In separate letters sent Tuesday to the privacy commissioner, Health Minister Terry Lake and Justice Minister Suzanne Anton, NDP critic Adrian Dix accused the government of misleading the Office of the Information and Privacy Commissioner (OIPC) during a series of appeal hearings in 2014 relating to an information request.
That request was for records related to the 2012 dismissal of eight health researchers from the Ministry of Health, who were fired under a cloud of an alleged RCMP investigation. Specifically, the request was for records associated with data-sharing and the research agreements with some of the workers.
Dix wrote that the government tried to block the release of the information due to a police probe that the public now knows never happened. Back then, however, the government never tried to alter that narrative, even on being notified by the RCMP last July that the file had been closed due to “inaction.”

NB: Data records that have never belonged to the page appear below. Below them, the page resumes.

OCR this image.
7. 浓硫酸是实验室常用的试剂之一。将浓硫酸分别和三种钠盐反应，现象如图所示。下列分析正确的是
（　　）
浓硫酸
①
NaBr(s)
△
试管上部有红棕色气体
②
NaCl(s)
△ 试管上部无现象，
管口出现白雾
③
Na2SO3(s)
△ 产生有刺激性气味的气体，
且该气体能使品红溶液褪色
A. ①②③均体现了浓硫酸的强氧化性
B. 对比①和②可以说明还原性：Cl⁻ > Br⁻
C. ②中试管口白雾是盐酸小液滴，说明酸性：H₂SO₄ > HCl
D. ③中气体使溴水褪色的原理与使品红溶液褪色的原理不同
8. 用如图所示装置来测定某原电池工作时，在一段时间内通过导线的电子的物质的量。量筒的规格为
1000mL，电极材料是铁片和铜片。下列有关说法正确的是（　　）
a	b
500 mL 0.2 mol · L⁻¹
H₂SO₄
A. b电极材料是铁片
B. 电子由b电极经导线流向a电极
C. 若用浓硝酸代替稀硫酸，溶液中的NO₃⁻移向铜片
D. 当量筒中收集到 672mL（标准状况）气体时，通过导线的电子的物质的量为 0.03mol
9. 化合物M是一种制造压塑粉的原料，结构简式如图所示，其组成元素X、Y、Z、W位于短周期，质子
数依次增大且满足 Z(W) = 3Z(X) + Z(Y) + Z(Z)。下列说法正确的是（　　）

“They (the RCMP) closed the file and the government failed to inform the privacy commissioner of this,” Dix told The Province. “They continued to use the so-called investigation as a way to stop the public from getting access to information they were entitled to. And that’s very serious business.”
While the adjudicator overseeing the case ultimately released the documents in question, Dix wrote it in “no way changes the fact that it is time for the deception to end in this case.”
The health-firings scandal has been a thorn in the side of the Christy Clark government for the past two-and-a-half years. Last week, documents published by the Vancouver Sun debunked the government’s repeated claims of an RCMP investigation into the alleged privacy breach that prompted the firings.
The disclosures have led to renewed calls from NDP leader John Horgan for a full public inquiry.
Of the eight workers fired, several have been reinstated and/or have settled wrongful-dismissal suits. Two remain before the courts.
One of the fired employees, Roderick MacIsaac, later committed suicide.
In an email to The Province, a health ministry official said the Dix letter is being reviewed.
“While the Ministry of Health determined that they would no longer pursue action by the RCMP, the Office of the Comptroller General did have an ongoing investigation. The RCMP indicated they were awaiting that report in October 2013, and again in November 2014,” said the written statement.
The report from the comptroller general’s office was provided to the RCMP, and “it is now up to the RCMP to determine what, if any, action they will take based on the information that they received from the OCG,” said the statement.